Let $(E,\mathcal{F},\mu)$ be a measure space such that $\mu(E)=1$ and let $L^p=L^p(E, \mathcal{F},\mu)$. Prove that $L^p \subset L^q\text{ if } 1 \le q \le p$.

I let $f \in L^p$. Then $(\int_E |f|^pd\mu)^{1/p} < \infty$. To prove that $f \in L^q$, I should prove that $(\int_E |f|^q d\mu)^{1/q} < \infty $ but I'm unable to do that. I read somewhere that this proof can be done using Holder's inequality but I couldn't do it.

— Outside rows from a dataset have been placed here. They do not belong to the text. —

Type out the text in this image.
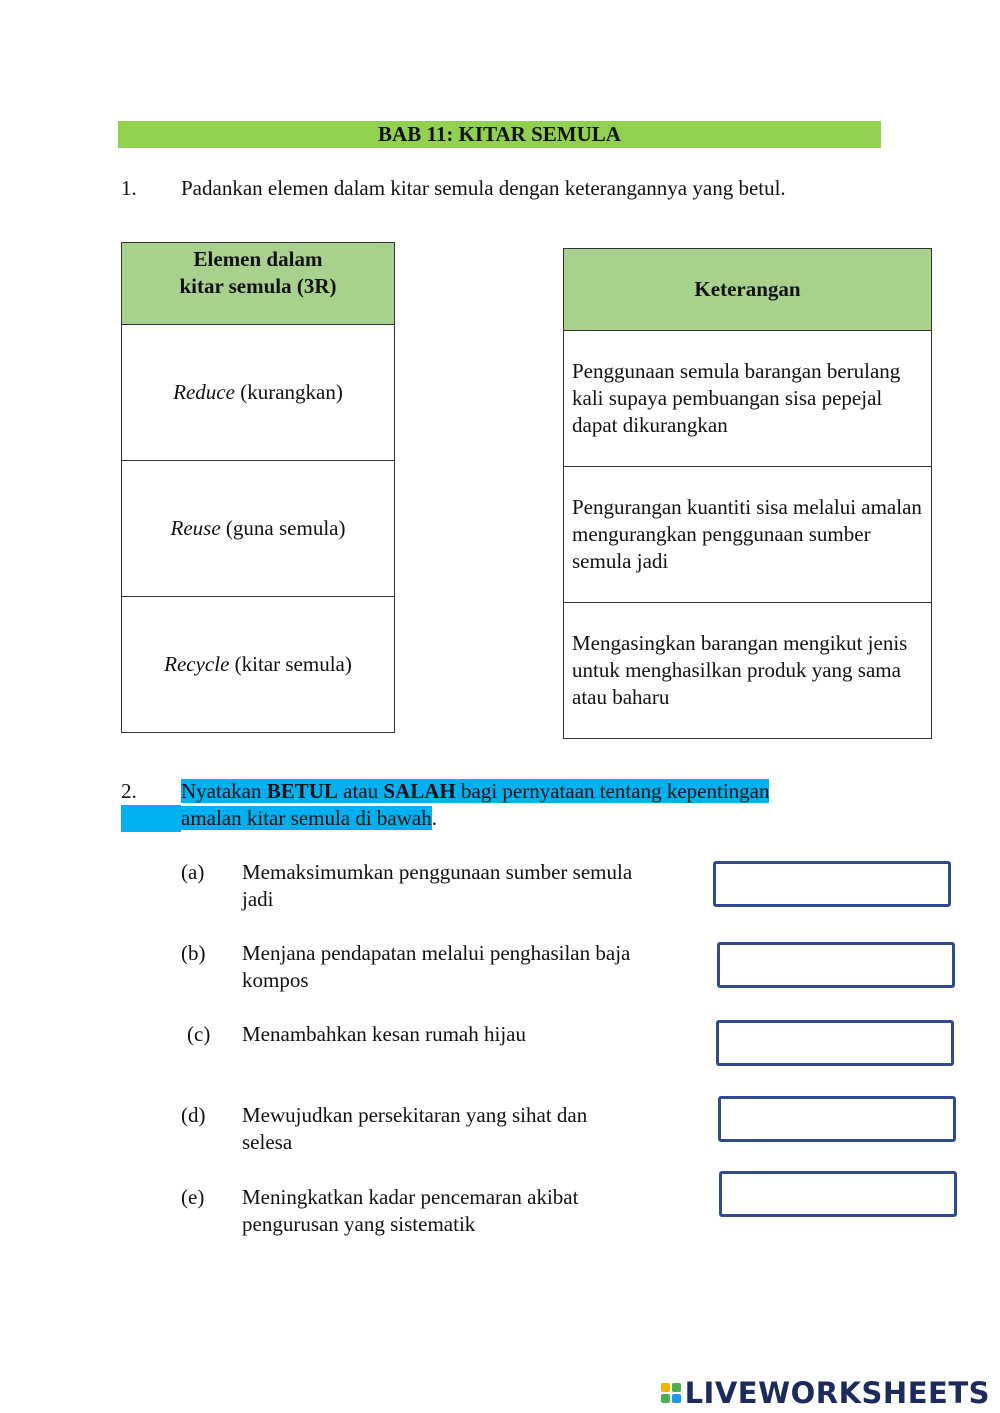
BAB 11: KITAR SEMULA
1. Padankan elemen dalam kitar semula dengan keterangannya yang betul.
Elemen dalam
kitar semula (3R)

Reduce (kurangkan)
Reuse (guna semula)
Recycle (kitar semula)
Keterangan
Penggunaan semula barangan berulang kali supaya pembuangan sisa pepejal dapat dikurangkan
Pengurangan kuantiti sisa melalui amalan mengurangkan penggunaan sumber semula jadi
Mengasingkan barangan mengikut jenis untuk menghasilkan produk yang sama atau baharu
2. Nyatakan BETUL atau SALAH bagi pernyataan tentang kepentingan
amalan kitar semula di bawah.
(a) Memaksimumkan penggunaan sumber semula
jadi
(b) Menjana pendapatan melalui penghasilan baja
kompos
(c) Menambahkan kesan rumah hijau
(d) Mewujudkan persekitaran yang sihat dan
selesa
(e) Meningkatkan kadar pencemaran akibat
pengurusan yang sistematik
LIVEWORKSHEETS
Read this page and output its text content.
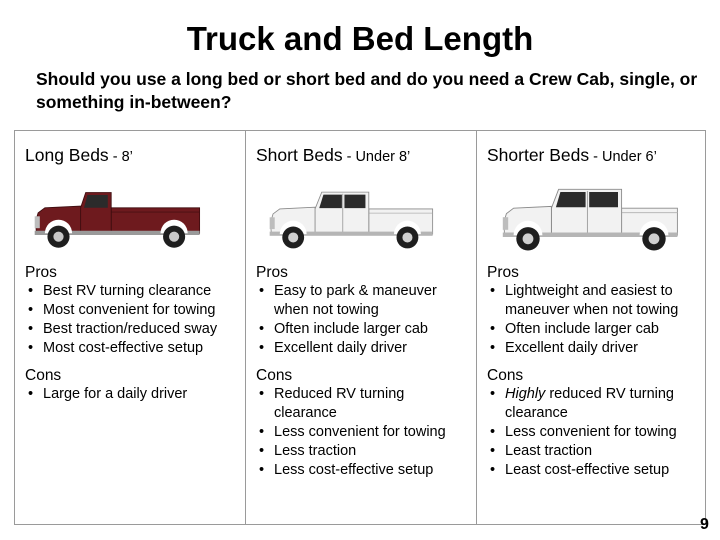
Truck and Bed Length
Should you use a long bed or short bed and do you need a Crew Cab, single, or something in-between?
Long Beds - 8’
Pros
• Best RV turning clearance
• Most convenient for towing
• Best traction/reduced sway
• Most cost-effective setup
Cons
• Large for a daily driver
Short Beds - Under 8’
Pros
• Easy to park & maneuver when not towing
• Often include larger cab
• Excellent daily driver
Cons
• Reduced RV turning clearance
• Less convenient for towing
• Less traction
• Less cost-effective setup
Shorter Beds - Under 6’
Pros
• Lightweight and easiest to maneuver when not towing
• Often include larger cab
• Excellent daily driver
Cons
• Highly reduced RV turning clearance
• Less convenient for towing
• Least traction
• Least cost-effective setup
9
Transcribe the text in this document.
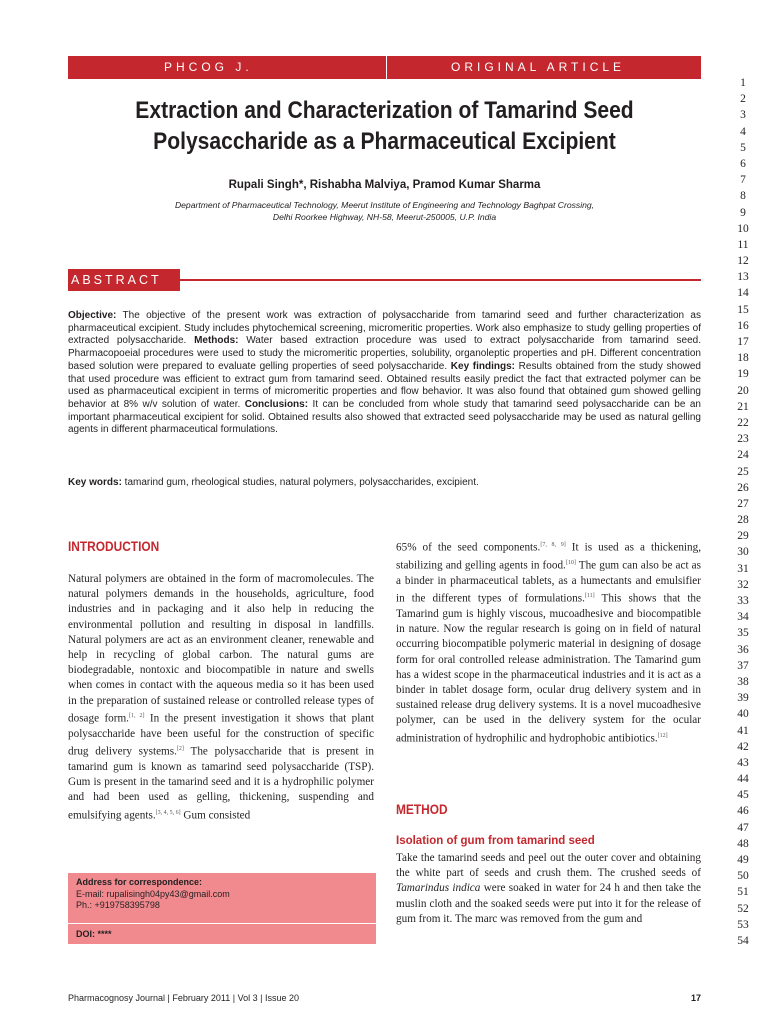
PHCOG J.	ORIGINAL ARTICLE
Extraction and Characterization of Tamarind Seed
Polysaccharide as a Pharmaceutical Excipient
Rupali Singh*, Rishabha Malviya, Pramod Kumar Sharma
Department of Pharmaceutical Technology, Meerut Institute of Engineering and Technology Baghpat Crossing,
Delhi Roorkee Highway, NH-58, Meerut-250005, U.P. India
ABSTRACT
Objective: The objective of the present work was extraction of polysaccharide from tamarind seed and further characterization as pharmaceutical excipient. Study includes phytochemical screening, micromeritic properties. Work also emphasize to study gelling properties of extracted polysaccharide. Methods: Water based extraction procedure was used to extract polysaccharide from tamarind seed. Pharmacopoeial procedures were used to study the micromeritic properties, solubility, organoleptic properties and pH. Different concentration based solution were prepared to evaluate gelling properties of seed polysaccharide. Key findings: Results obtained from the study showed that used procedure was efficient to extract gum from tamarind seed. Obtained results easily predict the fact that extracted polymer can be used as pharmaceutical excipient in terms of micromeritic properties and flow behavior. It was also found that obtained gum showed gelling behavior at 8% w/v solution of water. Conclusions: It can be concluded from whole study that tamarind seed polysaccharide can be an important pharmaceutical excipient for solid. Obtained results also showed that extracted seed polysaccharide may be used as natural gelling agents in different pharmaceutical formulations.
Key words: tamarind gum, rheological studies, natural polymers, polysaccharides, excipient.
1
2
3
4
5
6
7
8
9
10
11
12
13
14
15
16
17
18
19
20
21
22
23
24
25
26
27
28
29
30
31
32
33
34
35
36
37
38
39
40
41
42
43
44
45
46
47
48
49
50
51
52
53
54
INTRODUCTION
Natural polymers are obtained in the form of macromolecules. The natural polymers demands in the households, agriculture, food industries and in packaging and it also help in reducing the environmental pollution and resulting in disposal in landfills. Natural polymers are act as an environment cleaner, renewable and help in recycling of global carbon. The natural gums are biodegradable, nontoxic and biocompatible in nature and swells when comes in contact with the aqueous media so it has been used in the preparation of sustained release or controlled release types of dosage form.[1, 2] In the present investigation it shows that plant polysaccharide have been useful for the construction of specific drug delivery systems.[2] The polysaccharide that is present in tamarind gum is known as tamarind seed polysaccharide (TSP). Gum is present in the tamarind seed and it is a hydrophilic polymer and had been used as gelling, thickening, suspending and emulsifying agents.[3, 4, 5, 6] Gum consisted
65% of the seed components.[7, 8, 9] It is used as a thickening, stabilizing and gelling agents in food.[10] The gum can also be act as a binder in pharmaceutical tablets, as a humectants and emulsifier in the different types of formulations.[11] This shows that the Tamarind gum is highly viscous, mucoadhesive and biocompatible in nature. Now the regular research is going on in field of natural occurring biocompatible polymeric material in designing of dosage form for oral controlled release administration. The Tamarind gum has a widest scope in the pharmaceutical industries and it is act as a binder in tablet dosage form, ocular drug delivery system and in sustained release drug delivery systems. It is a novel mucoadhesive polymer, can be used in the delivery system for the ocular administration of hydrophilic and hydrophobic antibiotics.[12]
METHOD
Isolation of gum from tamarind seed
Take the tamarind seeds and peel out the outer cover and obtaining the white part of seeds and crush them. The crushed seeds of Tamarindus indica were soaked in water for 24 h and then take the muslin cloth and the soaked seeds were put into it for the release of gum from it. The marc was removed from the gum and
Address for correspondence:
E-mail: rupalisingh04py43@gmail.com
Ph.: +919758395798
DOI: ****
Pharmacognosy Journal | February 2011 | Vol 3 | Issue 20	17
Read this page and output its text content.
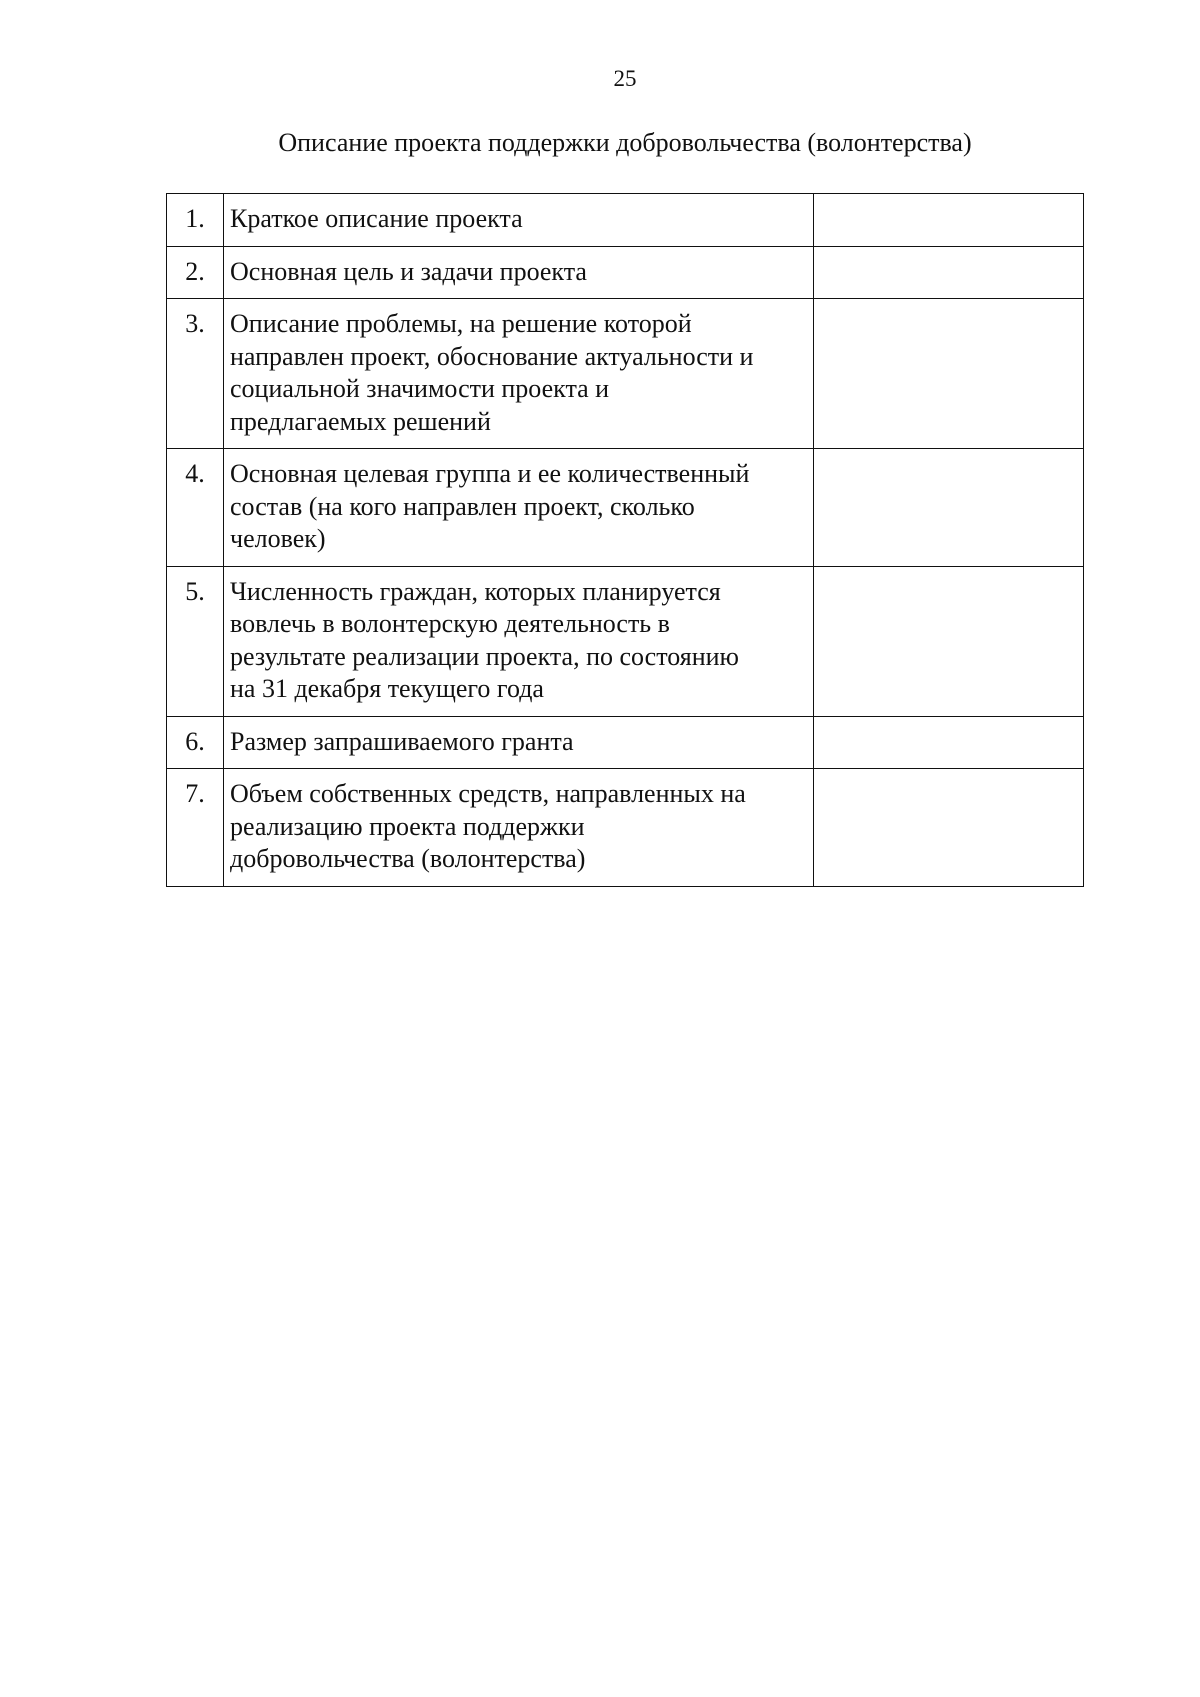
25
Описание проекта поддержки добровольчества (волонтерства)
1.	Краткое описание проекта	
2.	Основная цель и задачи проекта	
3.	Описание проблемы, на решение которой
направлен проект, обоснование актуальности и
социальной значимости проекта и
предлагаемых решений	
4.	Основная целевая группа и ее количественный
состав (на кого направлен проект, сколько
человек)	
5.	Численность граждан, которых планируется
вовлечь в волонтерскую деятельность в
результате реализации проекта, по состоянию
на 31 декабря текущего года	
6.	Размер запрашиваемого гранта	
7.	Объем собственных средств, направленных на
реализацию проекта поддержки
добровольчества (волонтерства)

Since $1 \le q \le p < \infty$, $\varphi(x) = x^{p/q}$ is a convex function. Apply Jensen's inequality to get:

$$ \varphi\left(\int \left|f\right|^q \,d\mu\right) \le \int \varphi\left(\left|f\right|^q\right) \,d\mu $$

Hence: $$ \left(\int |f|^q \,d\mu\right)^{p/q} \le \int \left|f\right|^p \,d\mu $$

It follows that $\lVert f \rVert_q \le \lVert f \rVert_p$ and $L^p \subset L^q$.


Consider applying Holder's Inequality to $$\int_E |f|^q \cdot 1.$$ You'll have to be a little clever about the choice of conjugate exponents. As a hint: you're right that you'll want a term of $\int |f|^p$. Can you think of an exponent that will give you that?